10 Secrets to Success

10 Secrets to Success from the owners of the largest salon in Sheboygan, Wisconsin.

  1. Never let a set of nails walk out the door that you wouldn’t want to wear yourself.
  2. Take care of your customers, making sure you do whatever is necessary to make them happy.
  3. Always give customers a little more than they expect. Says Rosie, “Sometimes I’ll throw in a little stripe on the nails. Our technician Judy came in on her day off to work on a client because that person couldn’t come any other time. Ellen does repairs on her breaks. Our whole staff is always doing little extras”
  4. Listen to what your customers say. Sometimes they’ll tell you, or even their body language will indicate, that they do not like something.
  5. Listen to your employees. Says Robert, “We’ve started monthly meetings where everyone can talk about their problems. The new building was a change of business. With new employees and increased volume, we needed the structure.”
  6. Have a very tight team. “Every time we hire someone our big concern is, “Will they fit?” says Rosie. “All it takes is one bad attitude to ruin a good crew. Attitude is the most important thing. You can teach anybody to do anything.
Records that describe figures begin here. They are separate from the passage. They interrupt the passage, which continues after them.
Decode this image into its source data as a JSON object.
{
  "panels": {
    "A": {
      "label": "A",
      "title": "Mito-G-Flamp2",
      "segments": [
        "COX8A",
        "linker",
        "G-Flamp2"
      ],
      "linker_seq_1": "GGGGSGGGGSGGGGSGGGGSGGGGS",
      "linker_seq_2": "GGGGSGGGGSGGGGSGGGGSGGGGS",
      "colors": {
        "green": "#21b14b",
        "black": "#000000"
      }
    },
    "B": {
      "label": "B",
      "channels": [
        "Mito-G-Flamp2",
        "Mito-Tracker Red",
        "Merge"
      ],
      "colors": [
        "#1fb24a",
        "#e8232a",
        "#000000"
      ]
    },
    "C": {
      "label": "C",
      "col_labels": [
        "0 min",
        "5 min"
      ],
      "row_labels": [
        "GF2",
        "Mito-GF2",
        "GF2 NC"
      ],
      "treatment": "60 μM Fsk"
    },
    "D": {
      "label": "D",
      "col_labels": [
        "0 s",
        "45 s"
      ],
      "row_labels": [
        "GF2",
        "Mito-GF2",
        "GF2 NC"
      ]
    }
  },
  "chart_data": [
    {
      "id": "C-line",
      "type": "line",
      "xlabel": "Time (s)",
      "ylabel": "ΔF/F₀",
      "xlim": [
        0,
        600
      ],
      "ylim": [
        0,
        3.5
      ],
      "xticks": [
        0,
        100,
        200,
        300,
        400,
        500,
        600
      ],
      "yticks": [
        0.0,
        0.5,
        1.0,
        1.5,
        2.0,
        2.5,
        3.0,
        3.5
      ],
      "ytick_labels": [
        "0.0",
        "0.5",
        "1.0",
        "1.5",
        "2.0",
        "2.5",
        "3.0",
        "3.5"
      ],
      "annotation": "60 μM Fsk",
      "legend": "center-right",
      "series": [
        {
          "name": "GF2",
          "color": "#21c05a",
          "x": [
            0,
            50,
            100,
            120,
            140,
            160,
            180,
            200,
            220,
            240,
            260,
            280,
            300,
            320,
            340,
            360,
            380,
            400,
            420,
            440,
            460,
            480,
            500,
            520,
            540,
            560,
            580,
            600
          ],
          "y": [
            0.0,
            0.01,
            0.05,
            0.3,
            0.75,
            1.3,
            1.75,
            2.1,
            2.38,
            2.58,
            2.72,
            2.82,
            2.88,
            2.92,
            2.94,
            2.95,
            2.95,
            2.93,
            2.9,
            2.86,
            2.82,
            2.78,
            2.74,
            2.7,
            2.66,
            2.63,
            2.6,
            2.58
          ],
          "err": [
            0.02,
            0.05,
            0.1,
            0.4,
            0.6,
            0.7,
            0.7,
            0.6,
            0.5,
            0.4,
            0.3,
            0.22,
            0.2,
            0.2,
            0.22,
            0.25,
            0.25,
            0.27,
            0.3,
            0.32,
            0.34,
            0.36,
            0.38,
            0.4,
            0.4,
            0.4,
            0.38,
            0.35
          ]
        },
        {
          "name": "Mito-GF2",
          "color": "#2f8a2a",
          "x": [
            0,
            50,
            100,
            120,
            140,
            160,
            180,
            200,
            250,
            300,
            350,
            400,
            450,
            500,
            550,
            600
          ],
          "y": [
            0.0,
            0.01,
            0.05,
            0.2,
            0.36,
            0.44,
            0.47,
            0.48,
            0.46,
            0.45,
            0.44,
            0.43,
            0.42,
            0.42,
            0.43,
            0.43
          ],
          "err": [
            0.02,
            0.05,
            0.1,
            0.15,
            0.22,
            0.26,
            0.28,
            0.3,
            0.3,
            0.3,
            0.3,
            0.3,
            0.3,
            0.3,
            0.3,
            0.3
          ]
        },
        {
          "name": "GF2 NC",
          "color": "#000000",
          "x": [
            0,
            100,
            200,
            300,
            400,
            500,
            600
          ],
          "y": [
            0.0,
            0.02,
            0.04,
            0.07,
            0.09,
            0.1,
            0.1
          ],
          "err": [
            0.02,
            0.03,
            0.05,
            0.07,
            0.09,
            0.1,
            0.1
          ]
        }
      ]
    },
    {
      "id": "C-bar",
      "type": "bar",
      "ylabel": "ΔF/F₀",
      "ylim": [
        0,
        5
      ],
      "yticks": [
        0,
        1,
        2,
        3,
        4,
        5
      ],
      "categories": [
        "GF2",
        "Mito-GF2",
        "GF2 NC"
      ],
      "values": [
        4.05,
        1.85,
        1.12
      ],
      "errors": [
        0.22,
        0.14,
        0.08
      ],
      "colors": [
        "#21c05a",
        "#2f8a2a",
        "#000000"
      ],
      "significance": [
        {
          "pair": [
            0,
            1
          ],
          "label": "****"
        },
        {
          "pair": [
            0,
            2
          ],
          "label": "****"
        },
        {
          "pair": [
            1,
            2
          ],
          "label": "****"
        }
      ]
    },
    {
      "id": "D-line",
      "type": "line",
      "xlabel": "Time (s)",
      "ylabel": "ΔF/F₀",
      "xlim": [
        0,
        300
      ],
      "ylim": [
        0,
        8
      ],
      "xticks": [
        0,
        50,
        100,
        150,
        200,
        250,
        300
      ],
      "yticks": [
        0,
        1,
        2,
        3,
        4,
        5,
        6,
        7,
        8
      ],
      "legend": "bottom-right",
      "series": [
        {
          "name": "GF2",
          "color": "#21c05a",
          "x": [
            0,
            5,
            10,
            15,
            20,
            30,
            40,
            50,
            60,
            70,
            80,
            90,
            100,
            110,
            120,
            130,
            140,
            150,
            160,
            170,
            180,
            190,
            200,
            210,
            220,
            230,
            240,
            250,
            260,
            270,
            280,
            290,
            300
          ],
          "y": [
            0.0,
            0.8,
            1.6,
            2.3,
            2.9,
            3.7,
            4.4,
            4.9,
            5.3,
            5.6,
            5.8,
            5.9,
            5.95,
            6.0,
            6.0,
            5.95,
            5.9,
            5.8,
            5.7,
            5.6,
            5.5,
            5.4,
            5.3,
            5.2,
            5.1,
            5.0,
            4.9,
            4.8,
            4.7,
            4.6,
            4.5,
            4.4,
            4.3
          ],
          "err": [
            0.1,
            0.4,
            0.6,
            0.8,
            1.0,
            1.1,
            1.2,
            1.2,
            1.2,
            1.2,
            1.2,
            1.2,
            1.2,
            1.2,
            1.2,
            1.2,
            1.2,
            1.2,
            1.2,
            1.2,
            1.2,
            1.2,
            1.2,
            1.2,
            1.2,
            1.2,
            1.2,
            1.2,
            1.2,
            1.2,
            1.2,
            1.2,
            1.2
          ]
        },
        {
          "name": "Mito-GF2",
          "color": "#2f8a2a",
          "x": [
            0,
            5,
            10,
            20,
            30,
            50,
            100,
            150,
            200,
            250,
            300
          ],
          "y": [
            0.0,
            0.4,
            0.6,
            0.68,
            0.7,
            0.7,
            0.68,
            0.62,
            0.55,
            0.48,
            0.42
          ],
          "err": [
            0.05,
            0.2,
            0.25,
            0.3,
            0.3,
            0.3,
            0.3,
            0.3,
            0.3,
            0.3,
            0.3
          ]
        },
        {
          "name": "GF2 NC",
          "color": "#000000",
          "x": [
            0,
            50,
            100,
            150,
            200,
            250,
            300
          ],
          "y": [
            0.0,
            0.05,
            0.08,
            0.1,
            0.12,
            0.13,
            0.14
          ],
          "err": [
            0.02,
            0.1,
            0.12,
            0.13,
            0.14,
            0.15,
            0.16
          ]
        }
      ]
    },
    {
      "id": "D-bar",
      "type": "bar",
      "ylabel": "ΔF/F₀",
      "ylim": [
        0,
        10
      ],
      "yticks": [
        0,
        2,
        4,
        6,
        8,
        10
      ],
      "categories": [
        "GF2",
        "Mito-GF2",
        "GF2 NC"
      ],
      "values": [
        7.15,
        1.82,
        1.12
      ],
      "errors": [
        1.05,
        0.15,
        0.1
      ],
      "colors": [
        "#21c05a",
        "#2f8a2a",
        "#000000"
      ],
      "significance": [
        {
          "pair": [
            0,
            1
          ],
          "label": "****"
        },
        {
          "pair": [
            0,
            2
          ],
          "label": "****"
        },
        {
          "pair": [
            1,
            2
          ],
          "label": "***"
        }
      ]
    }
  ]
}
If they have the potential, stay and work with them.”
  7. Keep up on new products. “People want to see the newest thing,” says Rosie. “I read like crazy and I am always testing out new products. Go to shows when you can. You may end up throwing away everything you bought last month, but it’s the only way you’re going to find out what’s good.”
  8. Have fun. One of the most enjoyable things in any salon is building relationships with clients.
  9. Be willing to give without getting back (for a while). “If you think ‘money’ first, you’re never going to make it. Think ‘service’ first and the money will come later. Be willing to put in some extra hour. Do a job that isn’t so glamorous. Spend extra time building relationships with clients. It’s like an investment,” says Rosie.
  10. Keep track of your cash flow. Says Robert, “A lot of small businesses don’t keep track of the money coming in or going out. A whole year goes by and they don’t know where they are at. Tighten the reigns.”